Most of the rebels fighting in the north come from the countryside and have always been more traditional and religious than the more cosmopolitan urbanites of Aleppo.
Rebels often wear the beards associated with religious Muslims and pepper their conversations with references to their faith, but that does not necessarily mean they subscribe to ultraconservative views.
"Having a beard is not a symbol of extremists. It just means we're religious, like a woman wearing a headscarf or a Christian wearing a cross," said Abdel Malik Atassi, a young rebel in the town of Marea, as he gestured to his bearded comrades.
Atassi also noted that the fighters tend to me more religious.
"As a fighter, I am constantly close to death, so yes, I am more religious and I want to follow the prophet's traditions more closely in case I die," he added.
Rebel leaders like Abdel Aziz Salameh, one of the top commanders in the countryside, said that while he hopes for a future government system based on Islamic law, it will ultimately be the people's choice.
"We don't let the foreign fighters spread their way of thinking in our home," he told AP. "We don't need foreign fighters. We have 100,000 men who want to fight, but we don't have weapons for them."
While Salameh and other rebel commanders have pledged to respect Syria's pluralistic society, which includes many ethnic and religious minorities, the jihadis are increasingly framing this war as part of a regional struggle between the Sunni and Shiite sects of Islam.
Assad and many of the top people in the regime belong to the Alawite minority, an offshoot of Shiite Islam, and the jihadis are framing the struggle in Syria as another front in the battle against what they perceive as heretical Shiites.
In the numerous online statements celebrating their nearly daily operations in Syria, Jebhat al-Nusra, or Victory Front, the largest jihadist group, often states that the attacks are to "avenge the Sunnis killed by the apostate regime."
Despite their smaller numbers, the jihadis bring experience in fighting guerrilla wars as well as their own supply lines for much needed weapons and ammunition, making them attractive to local Syrians to join.
"The infiltration of weapons and funding to these groups, as well as the ethno-religious component of the Syrian uprising, is likely to continue to serve as a source of attraction for many fighters, some of whom are ex-Free Syrian Army soldiers and many of whom are from foreign countries," noted the September report by the Quilliam Foundation about the role of jihadis in the rebellion.
The jihadis also have a reputation for heading straight to the front lines. Few were in evidence in the countryside, where many rebel units are involved in managing the civilian areas.

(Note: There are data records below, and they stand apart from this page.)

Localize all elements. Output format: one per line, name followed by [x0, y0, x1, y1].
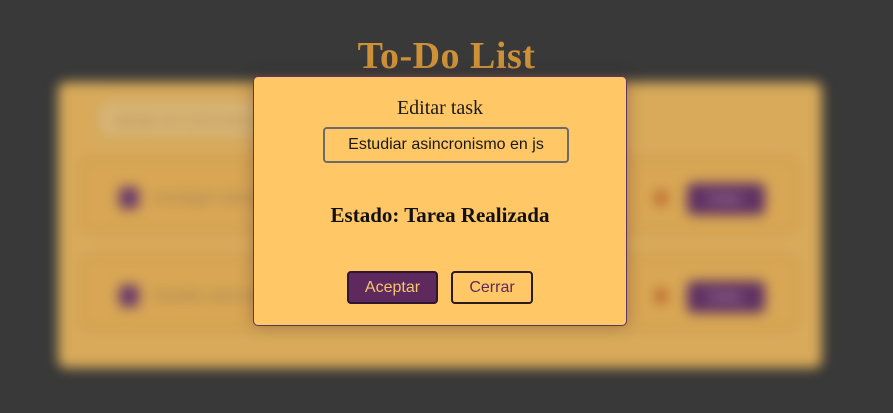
task-name-input[interactable] — [323, 127, 569, 163]
accept-button[interactable]: Aceptar — [347, 271, 438, 304]
close-button[interactable]: Cerrar — [451, 271, 533, 304]
modal-title: Editar task — [396, 97, 484, 119]
edit-task-modal: Editar task Estado: Tarea Realizada Acep… — [253, 76, 627, 326]
task-status-text: Estado: Tarea Realizada — [330, 203, 550, 227]
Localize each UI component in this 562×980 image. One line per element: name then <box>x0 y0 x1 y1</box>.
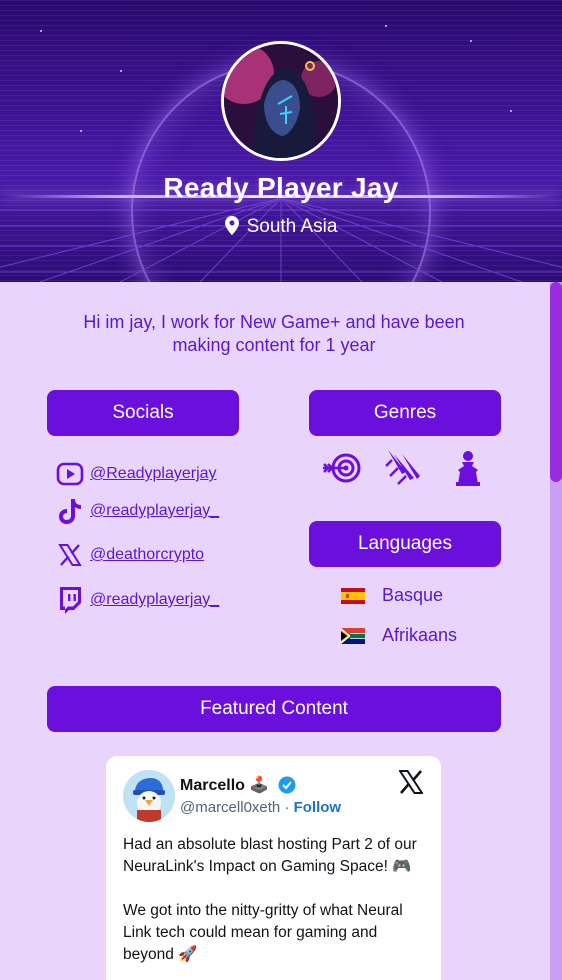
x-logo-icon[interactable] <box>399 770 423 794</box>
handle-separator: · <box>284 799 290 816</box>
social-tiktok[interactable]: @readyplayerjay_ <box>55 496 219 526</box>
south-africa-flag-icon <box>341 627 365 644</box>
profile-location: South Asia <box>0 216 562 241</box>
embedded-tweet-card[interactable]: Marcello 🕹️ @marcell0xeth · Follow Had a… <box>105 755 442 980</box>
language-item: Basque <box>341 585 443 606</box>
tweet-author-name[interactable]: Marcello 🕹️ <box>180 775 269 795</box>
social-link-youtube[interactable]: @Readyplayerjay <box>90 465 217 483</box>
socials-heading[interactable]: Socials <box>47 390 239 436</box>
language-label: Afrikaans <box>382 625 458 645</box>
tweet-author-handle-line: @marcell0xeth · Follow <box>180 799 341 816</box>
avatar-ring <box>221 41 341 161</box>
tweet-text: Had an absolute blast hosting Part 2 of … <box>123 836 417 963</box>
featured-content-heading[interactable]: Featured Content <box>47 686 501 732</box>
target-arrow-icon[interactable] <box>322 448 362 488</box>
social-youtube[interactable]: @Readyplayerjay <box>55 459 217 489</box>
language-item: Afrikaans <box>341 625 457 646</box>
board-game-pawn-icon[interactable] <box>448 448 488 488</box>
avatar <box>224 44 338 158</box>
tweet-author-handle[interactable]: @marcell0xeth <box>180 799 280 816</box>
youtube-icon <box>55 459 85 489</box>
verified-badge-icon <box>278 776 296 794</box>
social-link-twitch[interactable]: @readyplayerjay_ <box>90 591 219 609</box>
social-link-tiktok[interactable]: @readyplayerjay_ <box>90 502 219 520</box>
location-label: South Asia <box>246 216 338 237</box>
tiktok-icon <box>55 496 85 526</box>
social-x[interactable]: @deathorcrypto <box>55 540 204 570</box>
claw-slash-icon[interactable] <box>384 448 424 488</box>
languages-heading[interactable]: Languages <box>309 521 501 567</box>
profile-header: Ready Player Jay South Asia <box>0 0 562 282</box>
social-twitch[interactable]: @readyplayerjay_ <box>55 585 219 615</box>
social-link-x[interactable]: @deathorcrypto <box>90 546 204 564</box>
follow-button[interactable]: Follow <box>294 799 342 816</box>
location-pin-icon <box>224 216 239 241</box>
spain-flag-icon <box>341 587 365 604</box>
tweet-author-avatar[interactable] <box>123 770 175 822</box>
twitch-icon <box>55 585 85 615</box>
genres-heading[interactable]: Genres <box>309 390 501 436</box>
profile-name: Ready Player Jay <box>163 172 399 203</box>
scrollbar-thumb[interactable] <box>550 282 562 482</box>
profile-bio: Hi im jay, I work for New Game+ and have… <box>83 312 465 355</box>
language-label: Basque <box>382 585 444 605</box>
x-icon <box>55 540 85 570</box>
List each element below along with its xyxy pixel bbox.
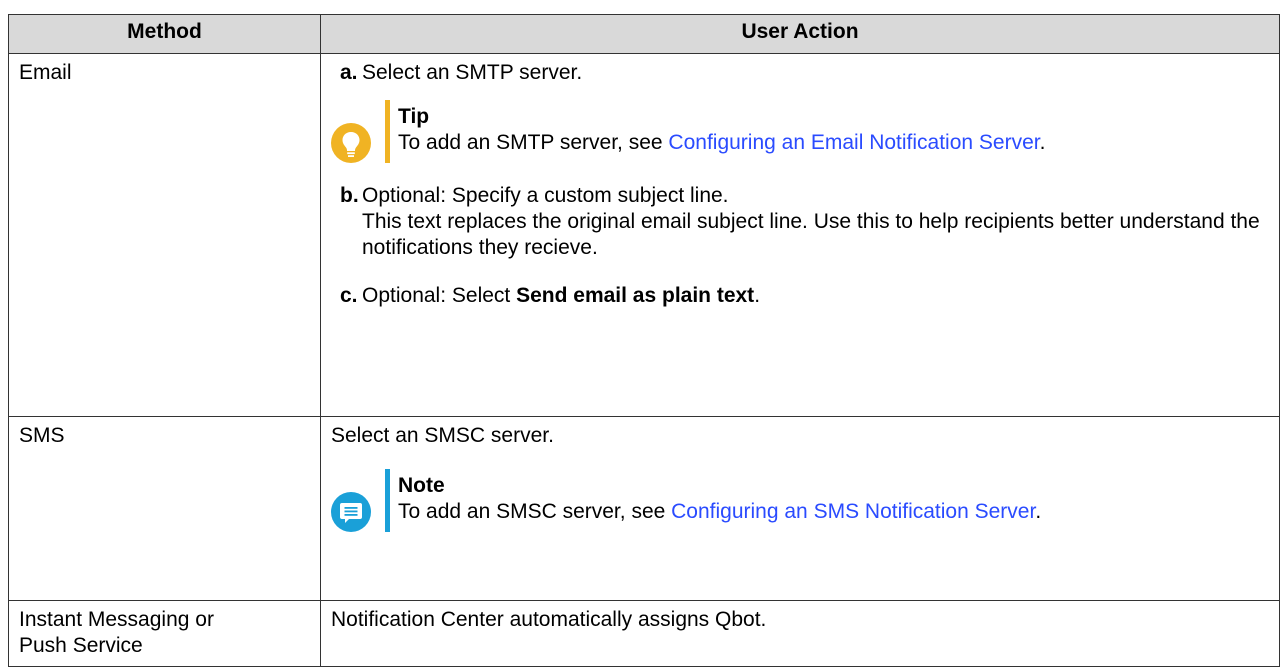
action-sms: Select an SMSC server. Note To add an SM… [320,416,1280,601]
method-email: Email [8,53,321,417]
sms-action-text: Select an SMSC server. [331,424,554,447]
lightbulb-icon [331,123,371,163]
tip-text-before: To add an SMTP server, see [398,131,669,154]
send-plain-text-option: Send email as plain text [516,284,755,307]
step-c-text-after: . [754,284,761,307]
step-b-label: Optional: Specify a custom subject line. [362,184,729,207]
note-body: Note To add an SMSC server, see Configur… [398,469,1269,532]
table-row-email: Email a. Select an SMTP server. Tip To a… [8,53,1280,417]
step-b-description: This text replaces the original email su… [362,210,1260,259]
header-user-action: User Action [320,14,1280,54]
step-b-letter: b. [340,184,359,207]
tip-text: To add an SMTP server, see Configuring a… [398,130,1138,156]
table-header-row: Method User Action [8,14,1280,54]
email-server-link[interactable]: Configuring an Email Notification Server [668,131,1039,154]
tip-body: Tip To add an SMTP server, see Configuri… [398,100,1269,163]
step-c-text: Optional: Select Send email as plain tex… [362,283,1269,309]
note-title: Note [398,474,445,497]
action-email: a. Select an SMTP server. Tip To add an … [320,53,1280,417]
note-callout: Note To add an SMSC server, see Configur… [331,469,1269,532]
sms-server-link[interactable]: Configuring an SMS Notification Server [671,500,1035,523]
note-text-after: . [1035,500,1042,523]
step-b: b. Optional: Specify a custom subject li… [331,183,1269,261]
header-method: Method [8,14,321,54]
note-accent-bar [385,469,390,532]
method-im-text: Instant Messaging or Push Service [19,608,214,657]
step-c-letter: c. [340,284,358,307]
step-a-letter: a. [340,61,358,84]
note-icon [331,492,371,532]
note-text: To add an SMSC server, see Configuring a… [398,499,1138,525]
tip-accent-bar [385,100,390,163]
step-a-text: Select an SMTP server. [362,61,583,84]
tip-callout: Tip To add an SMTP server, see Configuri… [331,100,1269,163]
table-row-sms: SMS Select an SMSC server. Note To add a… [8,416,1280,601]
step-a: a. Select an SMTP server. [331,60,1269,86]
method-sms: SMS [8,416,321,601]
step-b-text: Optional: Specify a custom subject line.… [362,183,1269,261]
step-c-text-before: Optional: Select [362,284,517,307]
tip-title: Tip [398,105,430,128]
note-text-before: To add an SMSC server, see [398,500,672,523]
tip-text-after: . [1039,131,1046,154]
methods-table: Method User Action Email a. Select an SM… [8,14,1280,667]
step-c: c. Optional: Select Send email as plain … [331,283,1269,309]
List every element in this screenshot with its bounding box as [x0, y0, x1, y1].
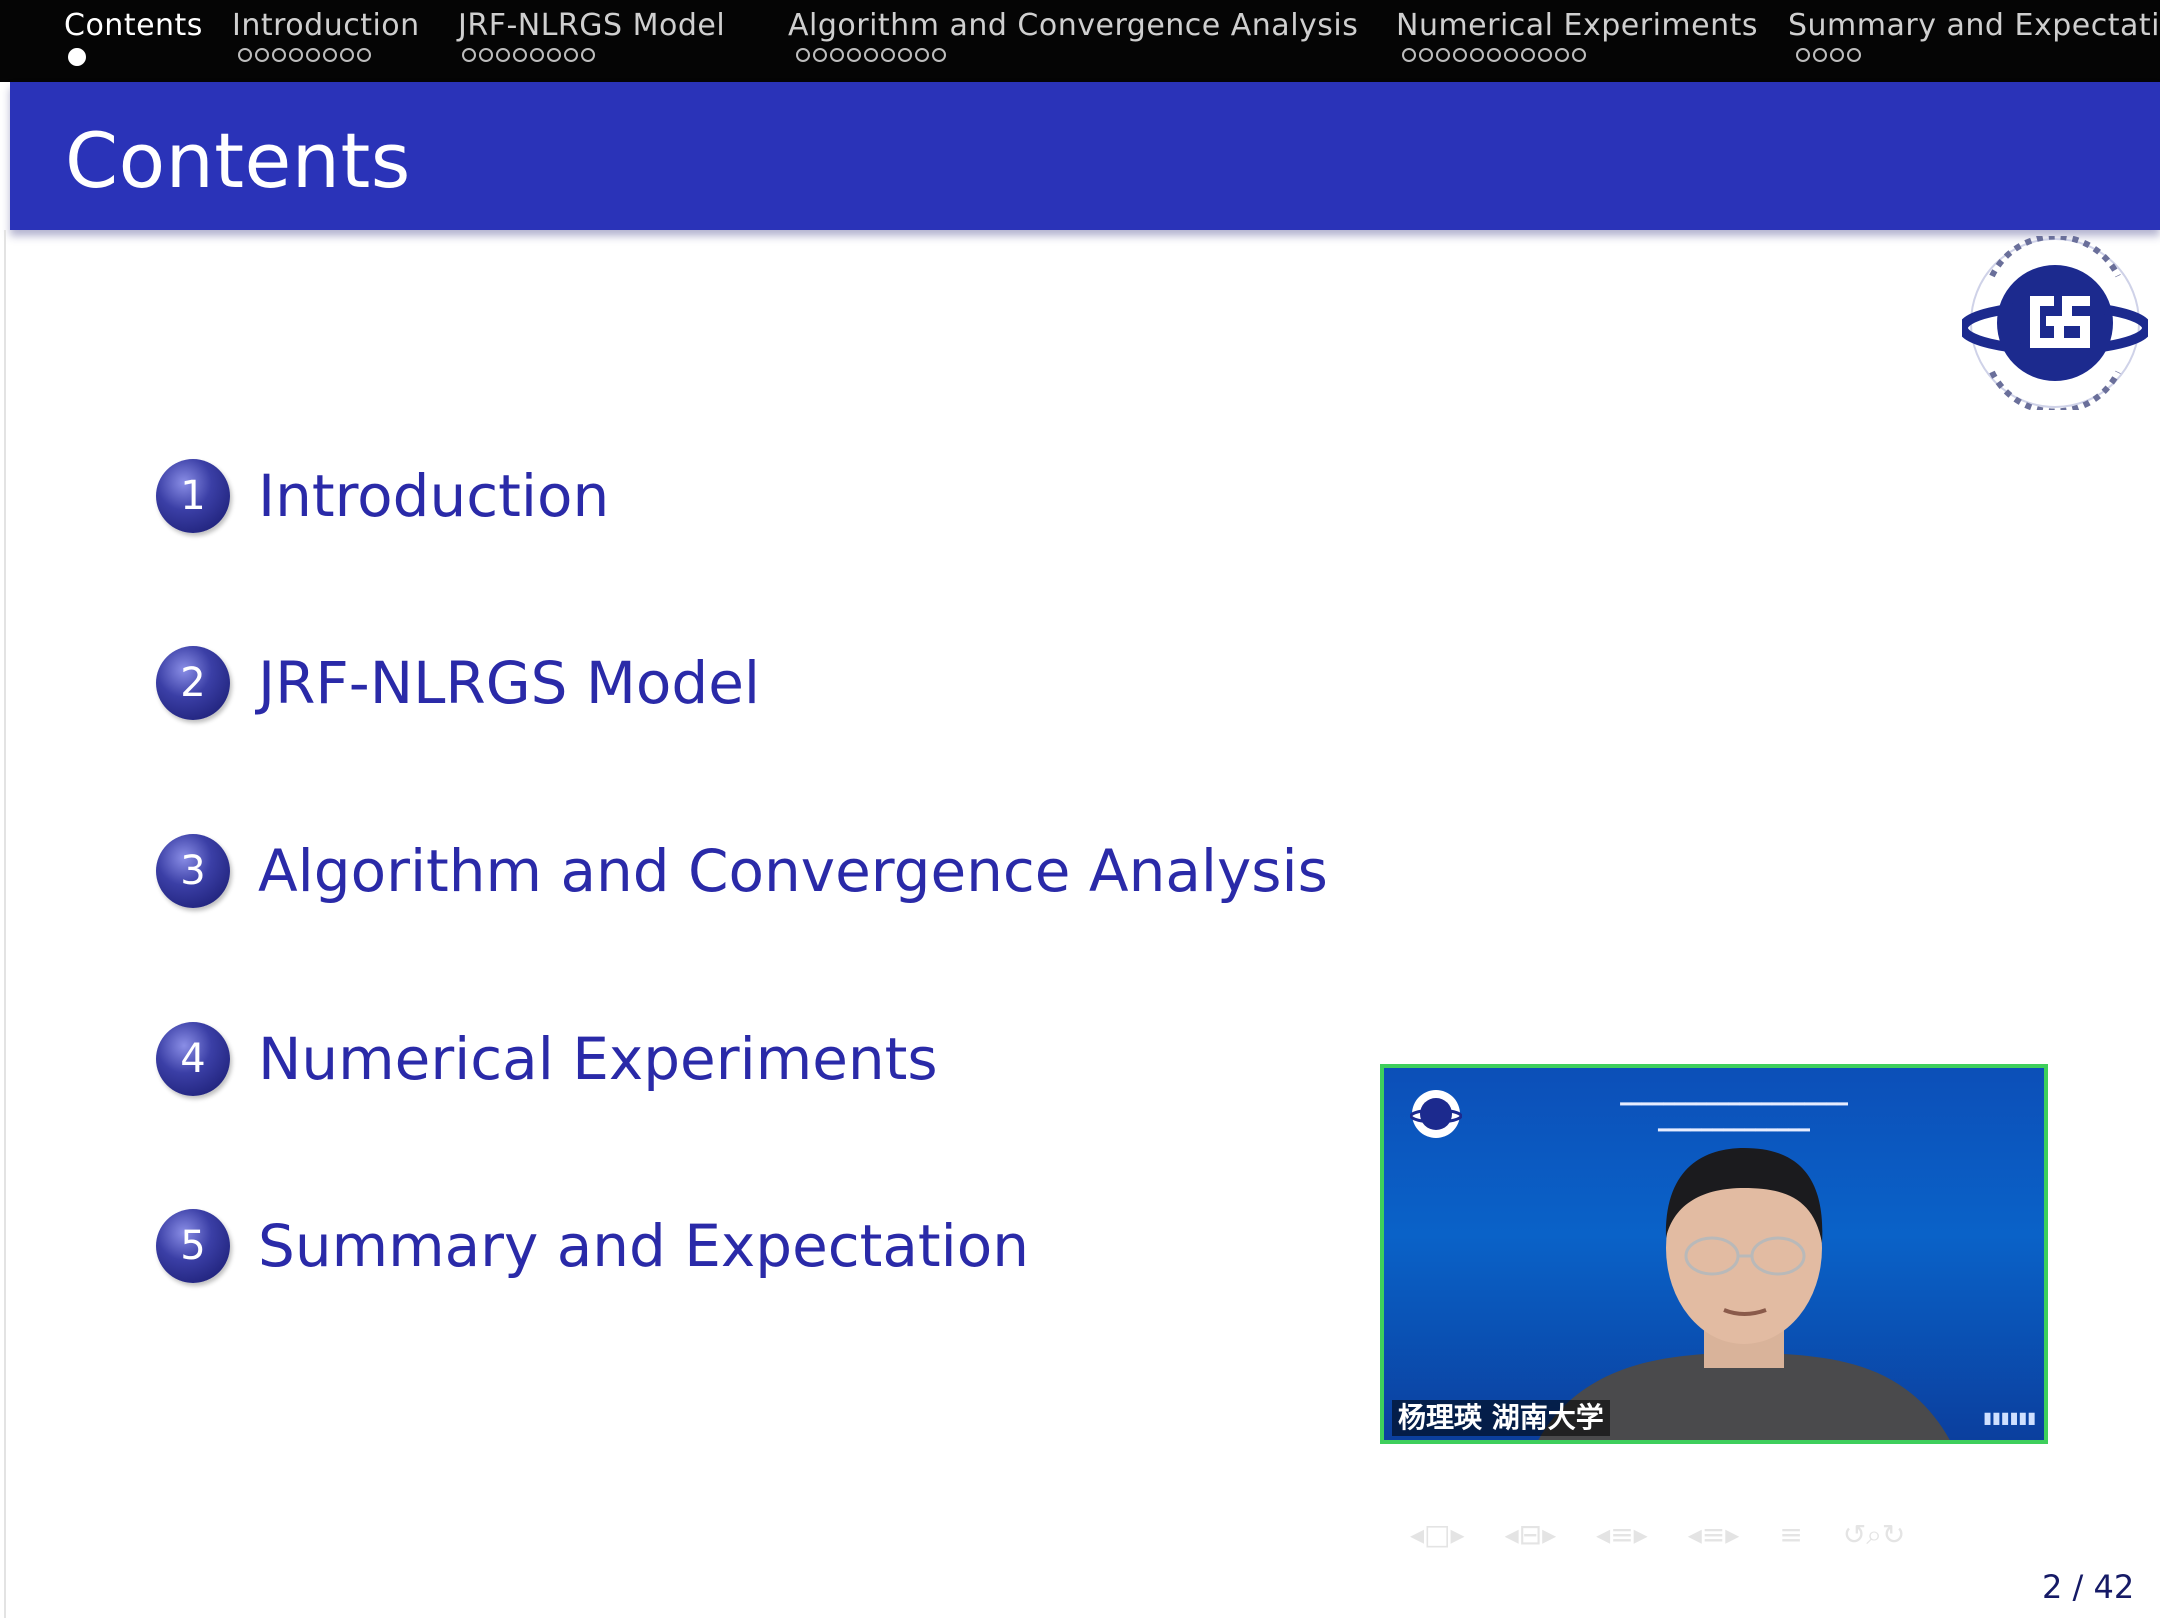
nav-section-experiments[interactable]: Numerical Experiments — [1396, 8, 1758, 43]
nav-dot[interactable] — [847, 48, 861, 62]
nav-section-contents[interactable]: Contents — [64, 8, 203, 43]
nav-doc-icon[interactable]: ≡ — [1779, 1518, 1802, 1552]
nav-dot[interactable] — [1572, 48, 1586, 62]
nav-dot[interactable] — [479, 48, 493, 62]
nav-dot[interactable] — [1830, 48, 1844, 62]
nav-dot[interactable] — [564, 48, 578, 62]
nav-dot[interactable] — [68, 48, 86, 66]
nav-dot[interactable] — [1796, 48, 1810, 62]
nav-dot[interactable] — [462, 48, 476, 62]
nav-dots-introduction — [238, 48, 371, 68]
nav-dot[interactable] — [881, 48, 895, 62]
nav-dot[interactable] — [864, 48, 878, 62]
nav-dot[interactable] — [357, 48, 371, 62]
nav-dot[interactable] — [1847, 48, 1861, 62]
nav-dot[interactable] — [340, 48, 354, 62]
nav-dot[interactable] — [813, 48, 827, 62]
nav-dot[interactable] — [1538, 48, 1552, 62]
nav-dot[interactable] — [513, 48, 527, 62]
nav-dot[interactable] — [1504, 48, 1518, 62]
nav-dot[interactable] — [1813, 48, 1827, 62]
toc-item-summary[interactable]: 5 Summary and Expectation — [156, 1206, 1029, 1286]
nav-dots-model — [462, 48, 595, 68]
nav-section-algorithm[interactable]: Algorithm and Convergence Analysis — [788, 8, 1358, 43]
toc-item-introduction[interactable]: 1 Introduction — [156, 456, 609, 536]
nav-section-summary[interactable]: Summary and Expectation — [1788, 8, 2160, 43]
nav-frame-icon[interactable]: ◂⊟▸ — [1505, 1518, 1557, 1552]
nav-dot[interactable] — [306, 48, 320, 62]
beamer-navigation-symbols: ◂□▸ ◂⊟▸ ◂≡▸ ◂≡▸ ≡ ↺⌕↻ — [1410, 1518, 1905, 1552]
toc-number-ball: 1 — [156, 459, 230, 533]
toc-item-label: Summary and Expectation — [258, 1212, 1030, 1280]
speaker-webcam[interactable]: ━━━━━━━━━━━━━━━━━━━━━ ━━━━━━━━━━━━━━ 杨理瑛… — [1380, 1064, 2048, 1444]
nav-dot[interactable] — [898, 48, 912, 62]
nav-dot[interactable] — [915, 48, 929, 62]
nav-search-icon[interactable]: ↺⌕↻ — [1843, 1518, 1906, 1552]
nav-dot[interactable] — [530, 48, 544, 62]
toc-number-ball: 5 — [156, 1209, 230, 1283]
nav-dot[interactable] — [581, 48, 595, 62]
nav-dots-contents — [68, 48, 86, 68]
nav-dot[interactable] — [289, 48, 303, 62]
speaker-name-caption: 杨理瑛 湖南大学 — [1392, 1400, 1610, 1436]
nav-dot[interactable] — [496, 48, 510, 62]
nav-dot[interactable] — [830, 48, 844, 62]
toc-number-ball: 4 — [156, 1022, 230, 1096]
nav-dot[interactable] — [1419, 48, 1433, 62]
nav-dot[interactable] — [547, 48, 561, 62]
nav-dot[interactable] — [1521, 48, 1535, 62]
nav-slide-icon[interactable]: ◂□▸ — [1410, 1518, 1465, 1552]
nav-section-introduction[interactable]: Introduction — [232, 8, 420, 43]
nav-dot[interactable] — [323, 48, 337, 62]
toc-number-ball: 2 — [156, 646, 230, 720]
nav-dot[interactable] — [1555, 48, 1569, 62]
nav-dot[interactable] — [796, 48, 810, 62]
nav-dots-summary — [1796, 48, 1861, 68]
nav-section-icon[interactable]: ◂≡▸ — [1688, 1518, 1740, 1552]
toc-item-label: Algorithm and Convergence Analysis — [258, 837, 1328, 905]
nav-dots-experiments — [1402, 48, 1586, 68]
speaker-video-icon — [1538, 1148, 1950, 1440]
section-navigation-bar: Contents Introduction JRF-NLRGS Model Al… — [0, 0, 2160, 82]
nav-dot[interactable] — [1470, 48, 1484, 62]
nav-dot[interactable] — [238, 48, 252, 62]
toc-number-ball: 3 — [156, 834, 230, 908]
toc-item-label: Numerical Experiments — [258, 1025, 938, 1093]
gs-society-logo-icon — [1962, 236, 2148, 410]
toc-item-label: JRF-NLRGS Model — [258, 649, 761, 717]
toc-item-model[interactable]: 2 JRF-NLRGS Model — [156, 643, 760, 723]
nav-dot[interactable] — [1487, 48, 1501, 62]
nav-section-model[interactable]: JRF-NLRGS Model — [458, 8, 725, 43]
nav-dot[interactable] — [1402, 48, 1416, 62]
page-title: Contents — [65, 116, 411, 205]
nav-subsection-icon[interactable]: ◂≡▸ — [1596, 1518, 1648, 1552]
frame-title-bar: Contents — [10, 82, 2160, 230]
toc-item-algorithm[interactable]: 3 Algorithm and Convergence Analysis — [156, 831, 1328, 911]
page-number: 2 / 42 — [2042, 1568, 2135, 1606]
nav-dots-algorithm — [796, 48, 946, 68]
nav-dot[interactable] — [932, 48, 946, 62]
toc-item-experiments[interactable]: 4 Numerical Experiments — [156, 1019, 938, 1099]
toc-item-label: Introduction — [258, 462, 610, 530]
webcam-watermark: ▮▮▮▮▮▮ — [1983, 1408, 2036, 1427]
nav-dot[interactable] — [272, 48, 286, 62]
nav-dot[interactable] — [1436, 48, 1450, 62]
gs-society-logo-icon — [1410, 1090, 1462, 1138]
nav-dot[interactable] — [1453, 48, 1467, 62]
slide-left-border — [4, 230, 6, 1618]
nav-dot[interactable] — [255, 48, 269, 62]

A French physician with Doctors Without Borders working near the front lines in Aleppo said in an interview last week that based on style of dress and what their companions said, half of the rebels he treated were jihadis, both foreign and Syrian.
In the end, the 12 bearded men who threatened the car full of journalists may have backed down because of wanting to maintain a good relationship with the civilians from the nearby village.
The more a rebel group is entrenched in the population, the more self-discipline it will exercise and the less likely it will engage in atrocities, Harling said. The problem with the jihadis and foreign fighters is that they often have few links with civilians.
"There is no jihadi precedent in the Islamic world that hasn't ended in one way or another in total failure, which makes it difficult to understand how it carries so much appeal," he said.